It is always surprising at the lack of transparency some advertisers provide to publishers, particularly when discrepancies occur. How are the two parties supposed to resolve issues when the party who announces it only says there is a problem and we need to solve it but they will not provide any further details? The other party is left completely in the dark, relegated to a wild goose chase to try to discover what the other party is talking about.
One of the mantras of programmatic buying is transparency, allowing a buyer to have as much information as possible about the inventory they are bidding on. The belief is that if a buyer knows and understands where they are purchasing ad space then there will be less ambiguity and they will feel more comfortable and confident in their buying decisions.
Unfortunately, this same level of transparency does not always flow both ways. Some advertisers are extremely transparent in their operations and reporting, while other partners continue to hold their cards close to their chest without providing much insight. These partners demand greater levels of transparency from the ad requests they receive, yet refuse to provide the same level of transparency on the other side. It is little surprise that advertisers who provide greater transparency have stronger relationships and fewer problems with their publishing partners.
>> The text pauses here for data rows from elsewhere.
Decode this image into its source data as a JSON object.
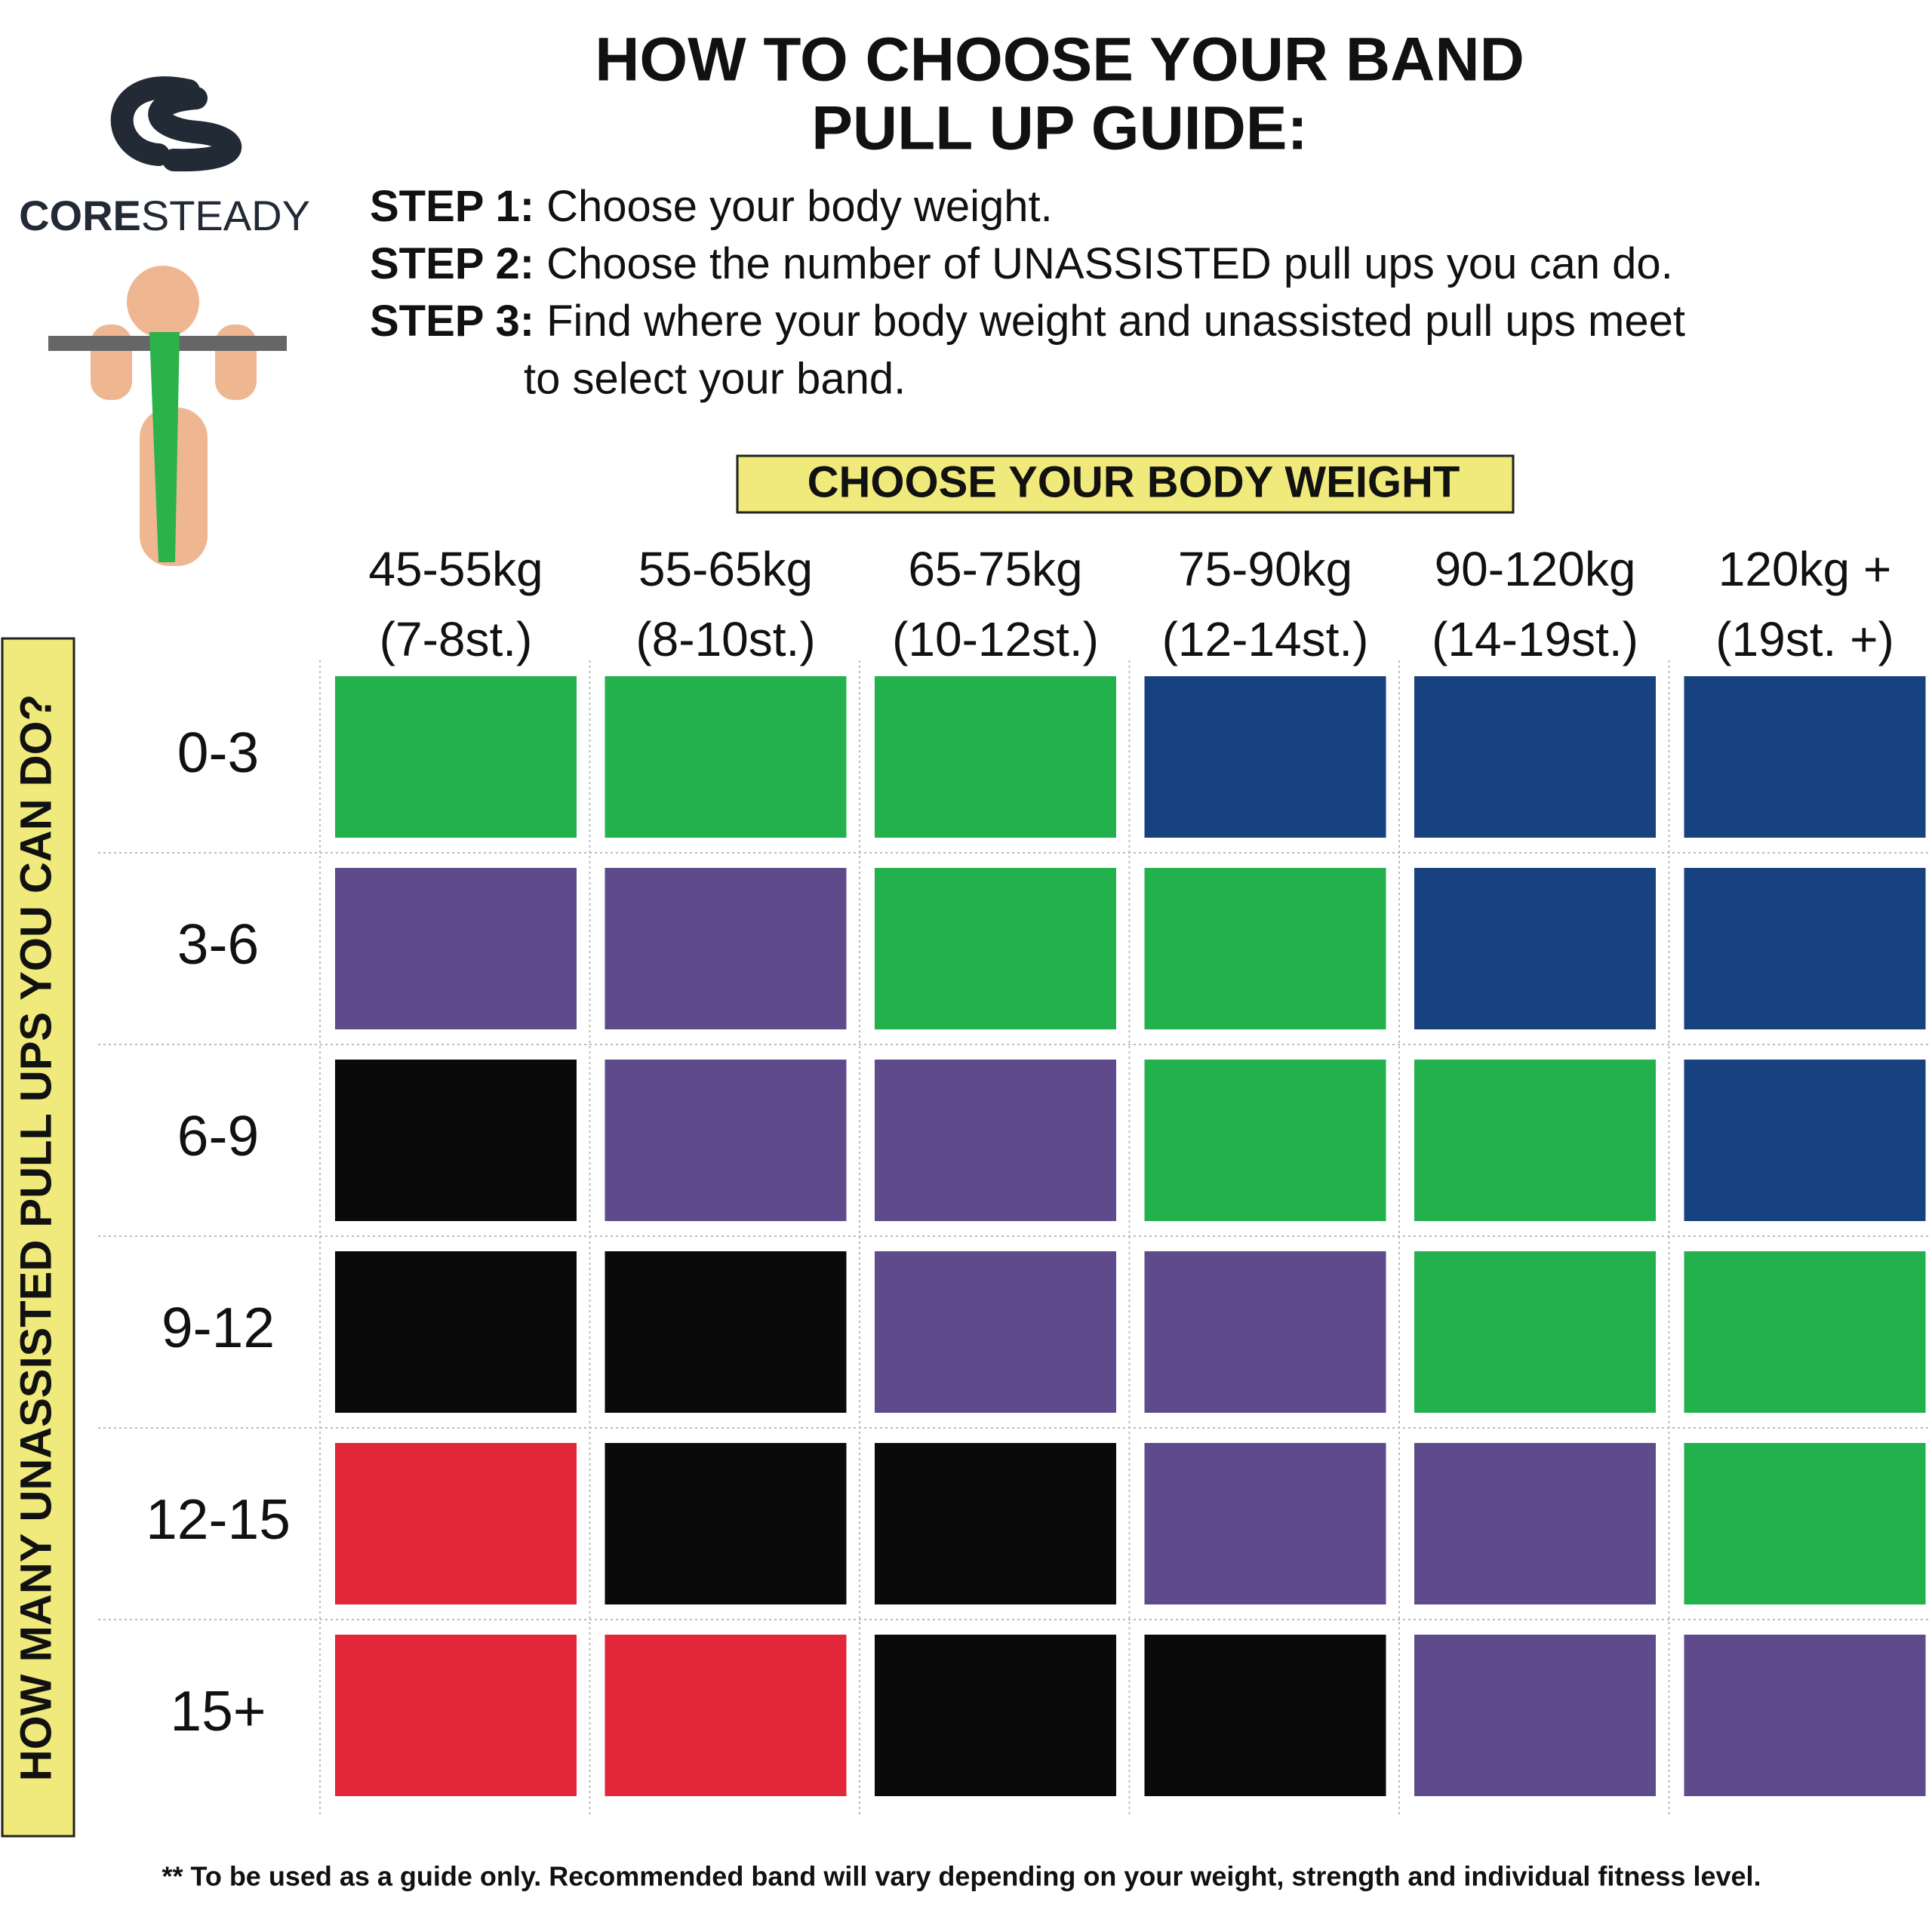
{
  "logo": {
    "bold": "CORE",
    "light": "STEADY"
  },
  "header": {
    "title_line1": "HOW TO CHOOSE YOUR BAND",
    "title_line2": "PULL UP GUIDE:"
  },
  "steps": [
    {
      "label": "STEP 1:",
      "text": "Choose your body weight."
    },
    {
      "label": "STEP 2:",
      "text": "Choose the number of UNASSISTED pull ups you can do."
    },
    {
      "label": "STEP 3:",
      "text": "Find where your body weight and unassisted pull ups meet",
      "continuation": "to select your band."
    }
  ],
  "table": {
    "column_title": "CHOOSE YOUR BODY WEIGHT",
    "row_title": "HOW MANY UNASSISTED PULL UPS YOU CAN DO?",
    "columns": [
      {
        "kg": "45-55kg",
        "st": "(7-8st.)"
      },
      {
        "kg": "55-65kg",
        "st": "(8-10st.)"
      },
      {
        "kg": "65-75kg",
        "st": "(10-12st.)"
      },
      {
        "kg": "75-90kg",
        "st": "(12-14st.)"
      },
      {
        "kg": "90-120kg",
        "st": "(14-19st.)"
      },
      {
        "kg": "120kg +",
        "st": "(19st. +)"
      }
    ],
    "rows": [
      {
        "label": "0-3",
        "cells": [
          "#23b14d",
          "#23b14d",
          "#23b14d",
          "#17427f",
          "#17427f",
          "#17427f"
        ]
      },
      {
        "label": "3-6",
        "cells": [
          "#5f4b8b",
          "#5f4b8b",
          "#23b14d",
          "#23b14d",
          "#17427f",
          "#17427f"
        ]
      },
      {
        "label": "6-9",
        "cells": [
          "#0a0a0a",
          "#5f4b8b",
          "#5f4b8b",
          "#23b14d",
          "#23b14d",
          "#17427f"
        ]
      },
      {
        "label": "9-12",
        "cells": [
          "#0a0a0a",
          "#0a0a0a",
          "#5f4b8b",
          "#5f4b8b",
          "#23b14d",
          "#23b14d"
        ]
      },
      {
        "label": "12-15",
        "cells": [
          "#e2273b",
          "#0a0a0a",
          "#0a0a0a",
          "#5f4b8b",
          "#5f4b8b",
          "#23b14d"
        ]
      },
      {
        "label": "15+",
        "cells": [
          "#e2273b",
          "#e2273b",
          "#0a0a0a",
          "#0a0a0a",
          "#5f4b8b",
          "#5f4b8b"
        ]
      }
    ]
  },
  "footnote": "** To be used as a guide only. Recommended band will vary depending on your weight, strength and individual fitness level."
}
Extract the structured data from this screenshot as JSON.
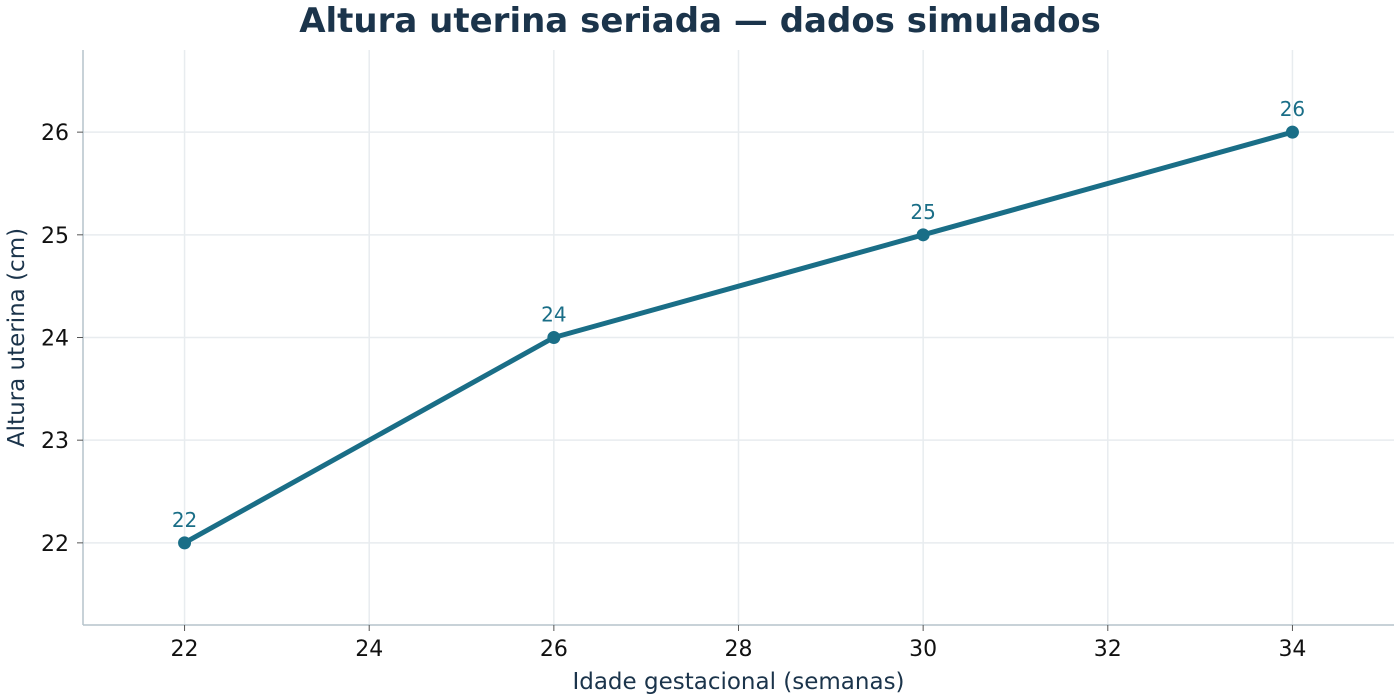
{
  "chart_data": {
    "type": "line",
    "title": "Altura uterina seriada — dados simulados",
    "xlabel": "Idade gestacional (semanas)",
    "ylabel": "Altura uterina (cm)",
    "x": [
      22,
      26,
      30,
      34
    ],
    "series": [
      {
        "values": [
          22,
          24,
          25,
          26
        ],
        "data_labels": [
          "22",
          "24",
          "25",
          "26"
        ]
      }
    ],
    "xlim": [
      20.9,
      35.1
    ],
    "ylim": [
      21.2,
      26.8
    ],
    "xticks": [
      22,
      24,
      26,
      28,
      30,
      32,
      34
    ],
    "yticks": [
      22,
      23,
      24,
      25,
      26
    ],
    "grid": true,
    "colors": {
      "line": "#1a6e87",
      "grid": "#e8ecef",
      "axis": "#b5c3cc"
    }
  }
}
The advertising industry has long existed within an atmosphere of secrecy and back room deals. It is has been said that it is a huge industry with few people. In other words it is who you know. Online advertising has slowly been pulling the industry out of the dark and shining more light on it. Programmatic buying is just one example of the evolution, but the industry as a whole still has a long way to go.
When discrepancies arise, many large advertiser still pull their weight and call the shots rather than working with the publisher to resolve the issue and foster a stronger relationship. Instead, what ends up resulting many times is a greater level of mistrust and suspicion. Publishers walk away with the belief that the advertisers will do whatever they can to protect their profits and that the publisher is just another cog in their wheel which can be easily replaced.
Trust is an essential ingredient of any successful business relationship and it needs to go both ways. The online advertising industry is forging ahead at break neck pace but the need for cooperation and transparency from both sides needs to keep up and it many cases it has not been. Advertisers and publishers both need to realize that they cannot demand complete transparency from the other yet not provide the same concession from their side. Complete transparency will create a stronger and healthier online advertising environment for everyone.